In the wake of EPA withdrawing the proposed rule, the agency says it will continue to work closely with, and offer support to, tribes that wish to develop and administer their own WQS under the CWA.
While the federal effort has been underway, states have also been working with tribes to establish WQS, Dwight Witherspoon, an attorney for the Navajo Department of Justice, told The Driller.

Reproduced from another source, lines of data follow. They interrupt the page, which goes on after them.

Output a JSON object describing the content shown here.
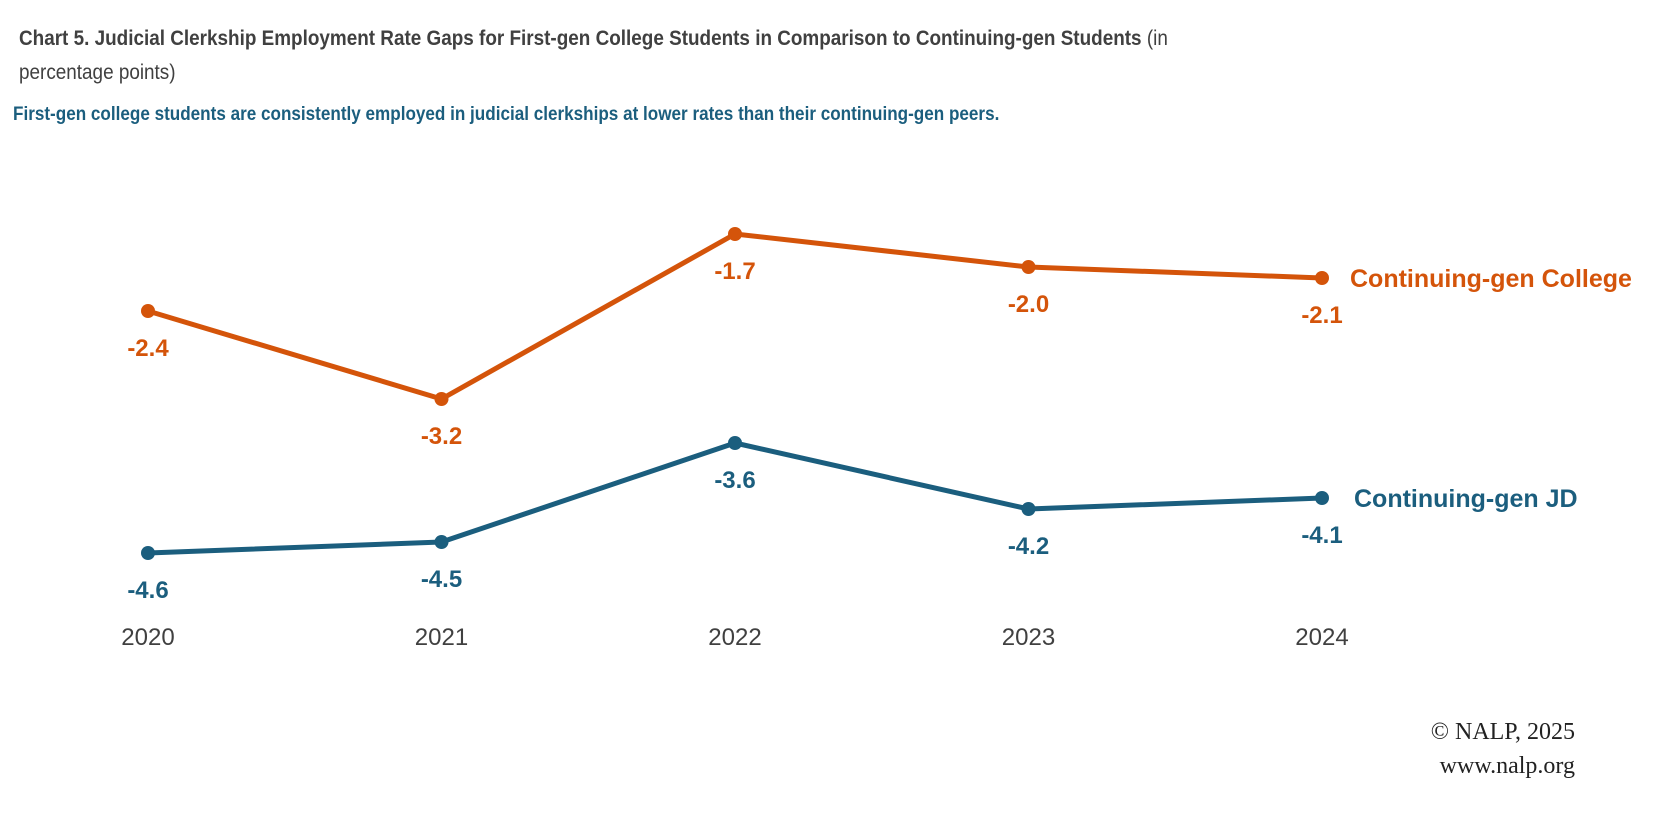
{
  "header": {
    "title": "Chart 5. Judicial Clerkship Employment Rate Gaps for First-gen College Students in Comparison to Continuing-gen Students",
    "title_unit": "(in percentage points)",
    "subtitle": "First-gen college students are consistently employed in judicial clerkships at lower rates than their continuing-gen peers."
  },
  "chart_data": {
    "type": "line",
    "categories": [
      "2020",
      "2021",
      "2022",
      "2023",
      "2024"
    ],
    "series": [
      {
        "name": "Continuing-gen College",
        "values": [
          -2.4,
          -3.2,
          -1.7,
          -2.0,
          -2.1
        ],
        "color": "#d4540a",
        "labels": [
          "-2.4",
          "-3.2",
          "-1.7",
          "-2.0",
          "-2.1"
        ]
      },
      {
        "name": "Continuing-gen JD",
        "values": [
          -4.6,
          -4.5,
          -3.6,
          -4.2,
          -4.1
        ],
        "color": "#1b5e7e",
        "labels": [
          "-4.6",
          "-4.5",
          "-3.6",
          "-4.2",
          "-4.1"
        ]
      }
    ],
    "grid": false,
    "legend": "inline-right",
    "axis_label_color": "#404040"
  },
  "footer": {
    "copyright": "© NALP, 2025",
    "url": "www.nalp.org"
  }
}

“Water quality standards have been discussed in particular states,” including Arizona, Witherspoon said following a hearing on Jan. 23, 2025 held by the House Subcommittee on Water, Wildlife and Fisheries. The hearing was on the bill the “WaterSMART Access for Tribes Act,” introduced by Rep. Melanie Stansbury (D-N.M.) which Witherspoon testified on. “I know in that (WQS) was one of the things discussed in the negotiations for water settlement in Arizona,” Witherspoon said. Arizona is one of three states in which the Navajo Nation Reservation is located, the other two being New Mexico and Utah.